As soon as we entered the festival we were blown away by the colourful array of lanterns of all shapes, sizes and characters scattered as far as the eye could see.
The festival is held over two weeks, but of course it’s the weekend that attracts most visitors. The lanterns were spread across a large area, giving you plenty of space to move around freely and comfortably in your own time.
There’s plenty to see and do, especially for kids. Arts and craft stations line the river where you can decorate a lantern, or make a wish and attach it to a lantern before watching it float down the river.

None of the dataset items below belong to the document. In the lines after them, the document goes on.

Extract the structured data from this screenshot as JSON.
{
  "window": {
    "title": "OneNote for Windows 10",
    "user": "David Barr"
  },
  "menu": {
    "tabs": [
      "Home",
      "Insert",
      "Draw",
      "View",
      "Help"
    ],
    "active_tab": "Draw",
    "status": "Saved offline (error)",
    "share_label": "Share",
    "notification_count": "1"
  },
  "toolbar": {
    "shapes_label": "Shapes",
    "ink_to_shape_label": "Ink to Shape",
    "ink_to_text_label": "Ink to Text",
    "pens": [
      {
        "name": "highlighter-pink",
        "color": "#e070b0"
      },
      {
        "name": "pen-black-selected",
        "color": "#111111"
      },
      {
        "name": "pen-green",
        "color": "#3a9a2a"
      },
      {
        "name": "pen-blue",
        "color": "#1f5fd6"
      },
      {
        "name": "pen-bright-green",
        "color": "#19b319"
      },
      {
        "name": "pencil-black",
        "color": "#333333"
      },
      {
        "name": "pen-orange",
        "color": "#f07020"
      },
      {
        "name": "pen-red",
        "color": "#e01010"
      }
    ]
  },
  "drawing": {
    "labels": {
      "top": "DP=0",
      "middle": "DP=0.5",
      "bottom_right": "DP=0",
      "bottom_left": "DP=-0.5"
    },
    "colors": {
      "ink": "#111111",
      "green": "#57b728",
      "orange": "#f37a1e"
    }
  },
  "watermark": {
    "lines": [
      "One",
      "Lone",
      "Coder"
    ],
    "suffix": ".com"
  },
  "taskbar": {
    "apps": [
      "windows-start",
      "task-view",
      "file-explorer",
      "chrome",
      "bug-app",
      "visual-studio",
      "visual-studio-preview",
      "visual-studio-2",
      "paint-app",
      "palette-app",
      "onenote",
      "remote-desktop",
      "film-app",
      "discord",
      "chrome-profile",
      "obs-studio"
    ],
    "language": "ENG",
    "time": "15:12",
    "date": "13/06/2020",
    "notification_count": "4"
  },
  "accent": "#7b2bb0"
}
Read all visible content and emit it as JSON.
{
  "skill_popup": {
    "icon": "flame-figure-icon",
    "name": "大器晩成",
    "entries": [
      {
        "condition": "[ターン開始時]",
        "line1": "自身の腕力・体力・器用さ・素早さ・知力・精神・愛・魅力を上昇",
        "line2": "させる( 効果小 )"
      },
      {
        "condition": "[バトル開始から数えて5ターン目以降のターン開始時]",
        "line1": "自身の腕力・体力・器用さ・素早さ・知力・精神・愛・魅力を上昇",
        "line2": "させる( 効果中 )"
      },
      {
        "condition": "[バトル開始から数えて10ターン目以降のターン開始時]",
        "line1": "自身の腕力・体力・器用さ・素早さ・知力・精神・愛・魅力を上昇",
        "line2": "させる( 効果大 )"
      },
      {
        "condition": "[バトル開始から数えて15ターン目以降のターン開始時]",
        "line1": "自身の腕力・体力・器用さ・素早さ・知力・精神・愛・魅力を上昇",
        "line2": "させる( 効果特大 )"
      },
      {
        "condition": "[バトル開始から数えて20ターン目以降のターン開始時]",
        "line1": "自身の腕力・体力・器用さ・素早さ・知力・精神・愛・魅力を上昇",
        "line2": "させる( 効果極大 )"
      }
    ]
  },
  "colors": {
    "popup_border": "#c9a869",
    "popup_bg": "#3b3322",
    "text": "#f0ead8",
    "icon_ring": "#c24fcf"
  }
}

Rating 9/10: We had a great time at Jinju Lantern Festival; there’s plenty to do and see along the river both during the day and evening. We were a little sceptical about making the lengthy journey to Jinju but it’s easy to see why it’s recognised as one of Korea’s most famous festivals.
Definitely worth a visit and slightly more extravagant than Blackpool illuminations..
- Spend the night in Jinju – it’s cheap and easy to find a motel along the river; there are tons of them surrounding the intercity bus terminal. The festival comes to life after dark so you don’t want to miss the best part because you’re rushing to catch a bus home.
- After we had finished checking out the festival we wanted to grab some dinner, but were surprised to find most restaurants were closed by 22:00pm. You’re probably better off grabbing some food at one of the many stalls down by the river – they are open until 01:00am during the weekend.
- Arrive in the city earlier rather than later, there were traffic jams everywhere 17:00pm onwards.
How to get there: Try and catch a bus that drops you at the Intercity Terminal, it’s two minutes walk from the river and saves the added hassle of taxis.
Where to stay: There are hundreds of motels lining the river offering reasonable rates, no need to book in advance.
When: Early October – keep an eye on Visit Korea for more details.
Have you been to any festivals in Korea?